Skiing: from A to V
November, 1968
Aspen, the silver town, 1893. It had ten churches, three banks, three schools, a hospital, a courthouse, a hotel with electricity and a population of nearly 12,000. They wrenched the silver out of the mountain by the ton and the mines had names like Smuggler and the Mollie Gibson. One day in 1894, they found a single nugget that was so big it had to be chopped down to 1840 pounds before it could be dragged up the mine shaft. They said at the assay office it was 93 percent pure; but by then, nobody was interested in big nuggets and the news caused hardly a ripple. By 1895, the silver bonanza was all over.
The Federal Government had opted for the gold standard and Aspen, a town built literally on top of a fabulous fortune, found itself bankrupt and apparently doomed. The miners fled to the gold camps, the girls from Hunter and Spring streets followed, and the mine shafts slowly filled with water. All that was left to mark Aspen's brief romance with prosperity and a braver age was the name of the river that skirted the town to the north, the Roaring Fork. That and the massive silence of the surrounding mountains.
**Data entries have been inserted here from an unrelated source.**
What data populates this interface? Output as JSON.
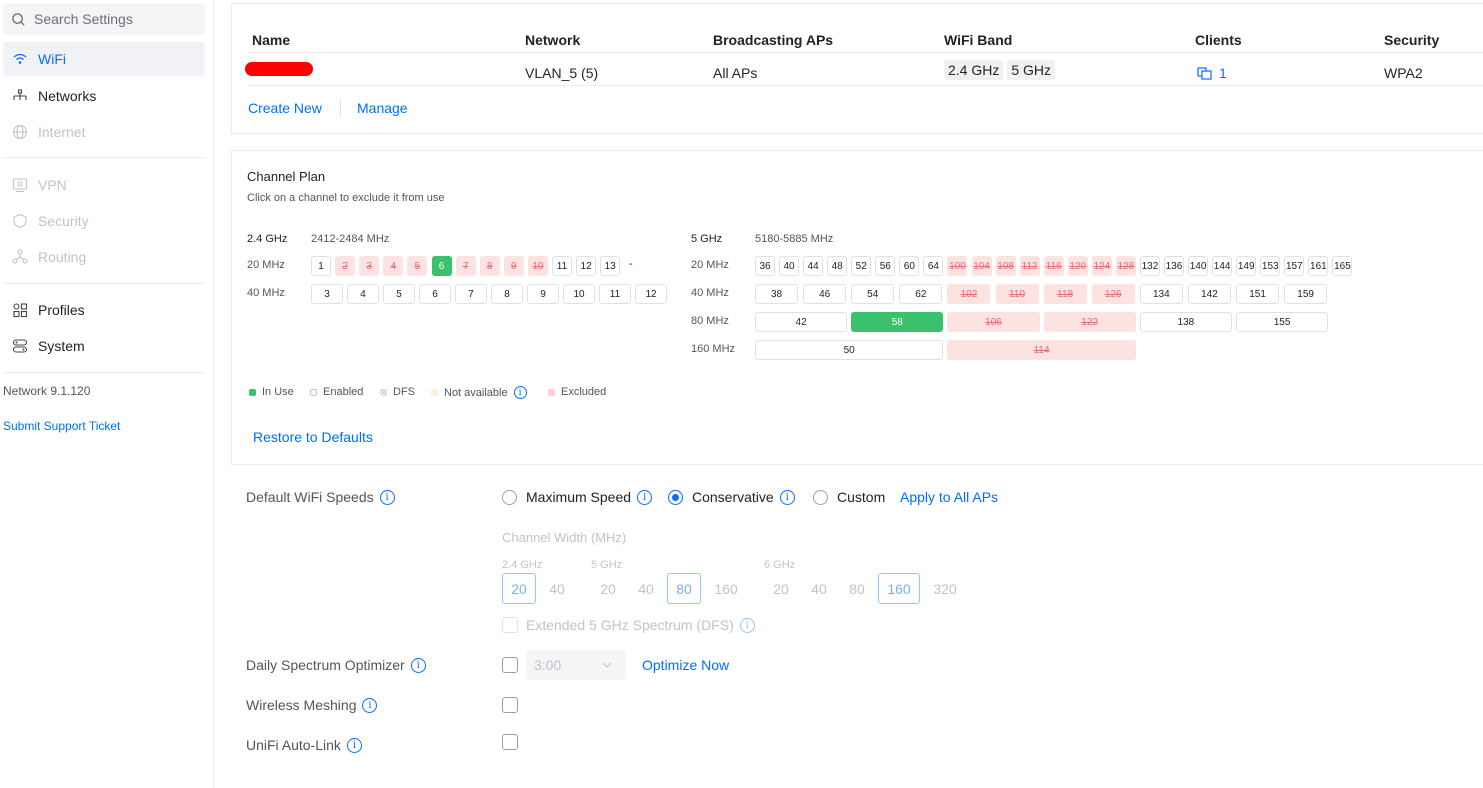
{
  "sidebar": {
    "search_placeholder": "Search Settings",
    "items": [
      {
        "label": "WiFi",
        "icon": "wifi-icon",
        "state": "active"
      },
      {
        "label": "Networks",
        "icon": "network-tree-icon",
        "state": "normal"
      },
      {
        "label": "Internet",
        "icon": "globe-icon",
        "state": "disabled"
      },
      {
        "label": "VPN",
        "icon": "vpn-icon",
        "state": "disabled"
      },
      {
        "label": "Security",
        "icon": "shield-icon",
        "state": "disabled"
      },
      {
        "label": "Routing",
        "icon": "routing-icon",
        "state": "disabled"
      },
      {
        "label": "Profiles",
        "icon": "profiles-icon",
        "state": "normal"
      },
      {
        "label": "System",
        "icon": "system-icon",
        "state": "normal"
      }
    ],
    "version": "Network 9.1.120",
    "support_link": "Submit Support Ticket"
  },
  "wifi_table": {
    "headers": [
      "Name",
      "Network",
      "Broadcasting APs",
      "WiFi Band",
      "Clients",
      "Security"
    ],
    "row": {
      "network": "VLAN_5 (5)",
      "aps": "All APs",
      "bands": [
        "2.4 GHz",
        "5 GHz"
      ],
      "clients": "1",
      "security": "WPA2"
    },
    "create_new": "Create New",
    "manage": "Manage"
  },
  "channel_plan": {
    "title": "Channel Plan",
    "subtitle": "Click on a channel to exclude it from use",
    "band24": {
      "label": "2.4 GHz",
      "range": "2412-2484 MHz",
      "w20_label": "20 MHz",
      "w40_label": "40 MHz",
      "w20": [
        {
          "c": "1",
          "s": "enabled"
        },
        {
          "c": "2",
          "s": "excluded"
        },
        {
          "c": "3",
          "s": "excluded"
        },
        {
          "c": "4",
          "s": "excluded"
        },
        {
          "c": "5",
          "s": "excluded"
        },
        {
          "c": "6",
          "s": "inuse"
        },
        {
          "c": "7",
          "s": "excluded"
        },
        {
          "c": "8",
          "s": "excluded"
        },
        {
          "c": "9",
          "s": "excluded"
        },
        {
          "c": "10",
          "s": "excluded"
        },
        {
          "c": "11",
          "s": "enabled"
        },
        {
          "c": "12",
          "s": "enabled"
        },
        {
          "c": "13",
          "s": "enabled"
        }
      ],
      "w20_trailing": "-",
      "w40": [
        "3",
        "4",
        "5",
        "6",
        "7",
        "8",
        "9",
        "10",
        "11",
        "12"
      ]
    },
    "band5": {
      "label": "5 GHz",
      "range": "5180-5885 MHz",
      "w20_label": "20 MHz",
      "w40_label": "40 MHz",
      "w80_label": "80 MHz",
      "w160_label": "160 MHz",
      "w20": [
        {
          "c": "36",
          "s": "enabled"
        },
        {
          "c": "40",
          "s": "enabled"
        },
        {
          "c": "44",
          "s": "enabled"
        },
        {
          "c": "48",
          "s": "enabled"
        },
        {
          "c": "52",
          "s": "enabled"
        },
        {
          "c": "56",
          "s": "enabled"
        },
        {
          "c": "60",
          "s": "enabled"
        },
        {
          "c": "64",
          "s": "enabled"
        },
        {
          "c": "100",
          "s": "excluded"
        },
        {
          "c": "104",
          "s": "excluded"
        },
        {
          "c": "108",
          "s": "excluded"
        },
        {
          "c": "112",
          "s": "excluded"
        },
        {
          "c": "116",
          "s": "excluded"
        },
        {
          "c": "120",
          "s": "excluded"
        },
        {
          "c": "124",
          "s": "excluded"
        },
        {
          "c": "128",
          "s": "excluded"
        },
        {
          "c": "132",
          "s": "enabled"
        },
        {
          "c": "136",
          "s": "enabled"
        },
        {
          "c": "140",
          "s": "enabled"
        },
        {
          "c": "144",
          "s": "enabled"
        },
        {
          "c": "149",
          "s": "enabled"
        },
        {
          "c": "153",
          "s": "enabled"
        },
        {
          "c": "157",
          "s": "enabled"
        },
        {
          "c": "161",
          "s": "enabled"
        },
        {
          "c": "165",
          "s": "enabled"
        }
      ],
      "w40": [
        {
          "c": "38",
          "s": "enabled"
        },
        {
          "c": "46",
          "s": "enabled"
        },
        {
          "c": "54",
          "s": "enabled"
        },
        {
          "c": "62",
          "s": "enabled"
        },
        {
          "c": "102",
          "s": "excluded"
        },
        {
          "c": "110",
          "s": "excluded"
        },
        {
          "c": "118",
          "s": "excluded"
        },
        {
          "c": "126",
          "s": "excluded"
        },
        {
          "c": "134",
          "s": "enabled"
        },
        {
          "c": "142",
          "s": "enabled"
        },
        {
          "c": "151",
          "s": "enabled"
        },
        {
          "c": "159",
          "s": "enabled"
        }
      ],
      "w80": [
        {
          "c": "42",
          "s": "enabled"
        },
        {
          "c": "58",
          "s": "inuse"
        },
        {
          "c": "106",
          "s": "excluded"
        },
        {
          "c": "122",
          "s": "excluded"
        },
        {
          "c": "138",
          "s": "enabled"
        },
        {
          "c": "155",
          "s": "enabled"
        }
      ],
      "w160": [
        {
          "c": "50",
          "s": "enabled"
        },
        {
          "c": "114",
          "s": "excluded"
        }
      ]
    },
    "legend": {
      "in_use": "In Use",
      "enabled": "Enabled",
      "dfs": "DFS",
      "not_available": "Not available",
      "excluded": "Excluded"
    },
    "restore": "Restore to Defaults"
  },
  "settings": {
    "wifi_speeds_label": "Default WiFi Speeds",
    "speed_options": [
      "Maximum Speed",
      "Conservative",
      "Custom"
    ],
    "speed_selected": "Conservative",
    "apply_all": "Apply to All APs",
    "channel_width_label": "Channel Width (MHz)",
    "cw_groups": [
      {
        "label": "2.4 GHz",
        "values": [
          "20",
          "40"
        ],
        "selected": "20"
      },
      {
        "label": "5 GHz",
        "values": [
          "20",
          "40",
          "80",
          "160"
        ],
        "selected": "80"
      },
      {
        "label": "6 GHz",
        "values": [
          "20",
          "40",
          "80",
          "160",
          "320"
        ],
        "selected": "160"
      }
    ],
    "extended_dfs": "Extended 5 GHz Spectrum (DFS)",
    "spectrum_label": "Daily Spectrum Optimizer",
    "spectrum_time": "3:00",
    "optimize_now": "Optimize Now",
    "meshing_label": "Wireless Meshing",
    "autolink_label": "UniFi Auto-Link"
  },
  "colors": {
    "accent": "#006fff",
    "in_use": "#3ac16c",
    "excluded_bg": "#fde2e2",
    "excluded_text": "#e86c6c"
  }
}
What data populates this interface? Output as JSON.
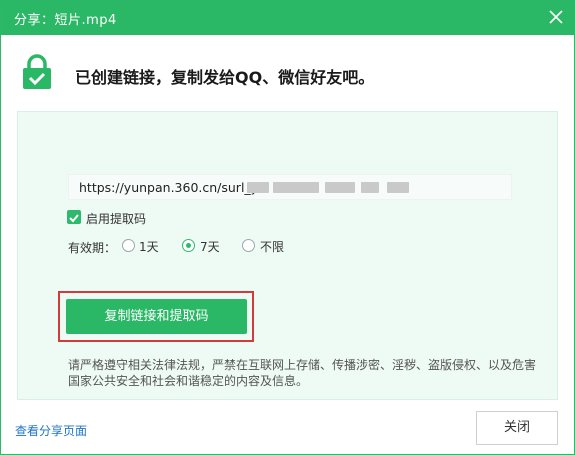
{
  "window": {
    "title": "分享：短片.mp4"
  },
  "header": {
    "headline": "已创建链接，复制发给QQ、微信好友吧。"
  },
  "share": {
    "link": "https://yunpan.360.cn/surl_y",
    "enable_code_label": "启用提取码",
    "enable_code_checked": true,
    "validity_label": "有效期：",
    "options": [
      "1天",
      "7天",
      "不限"
    ],
    "selected_option": "7天",
    "copy_button": "复制链接和提取码",
    "notice": "请严格遵守相关法律法规，严禁在互联网上存储、传播涉密、淫秽、盗版侵权、以及危害国家公共安全和社会和谐稳定的内容及信息。"
  },
  "footer": {
    "view_page_link": "查看分享页面",
    "close_button": "关闭"
  },
  "colors": {
    "accent": "#2bb866",
    "highlight": "#d23b3b",
    "link": "#1e74c7"
  }
}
It took the Second World War to revive Aspen. The Tenth Division Mountain Infantry went into training at Camp Hale and the instructors who toiled up the liftless slopes took one look at the terrain and decreed the new boom—skiing. Two years after the War was over, another land rush was launched in Aspen; and if it lacked some of the color of the old silver days, it was no less frenzied. Abandoned mining properties that had a year earlier changed hands for $100 now became unobtainable at almost any price, while deserted houses whose Victorian parlors had been used as playgrounds by the town's children were quickly snapped up by the new wave of eager prospectors.
There was also a culture boom in Aspen. It was begun by the late Walter Paepcke, chairman of the board of Container Corporation of America, who thought the town was a perfect summer setting for cultural festivals. Albert Schweitzer left his jungle mission to deliver a lecture in the former mining town and José Ortega y Gasset, the Spanish philosopher, made his first journey out of Spain to deliver another. Great symphony orchestras performed, the restored opera house rang to Wagnerian renditions by Traubel and Melchior, and a host of intellectuals and artists gathered from all corners of the globe for the annual seminars at the newly created Aspen Institute for Humanistic Studies
In the winter of 1950, Aspen was chosen for the site of the World Ski Championships, by which time the town's future was finally settled. A coma that had lasted half a century was over.
Aspen today is one of the largest and most famous ski resorts in the world (as well as being a warm-weather mecca for intellectuals and artists in residence and out). In Colorado, it's the oldest and biggest. It has four mountains, miles of forested trails and open slopes, and seven chair lifts capable of moving 5500 skiers every hour.
There are really four ski areas in Greater Aspen—Buttermilk, Snowmass, Aspen Highlands and Aspen itself. Shuttle buses connect them and tickets for lifts and instruction are interchangeable. Each mountain in the region offers different challenges—beginners and intermediates at Buttermilk, novices and experts at Aspen Highlands and a mixture of all classes at Aspen and Snowmass.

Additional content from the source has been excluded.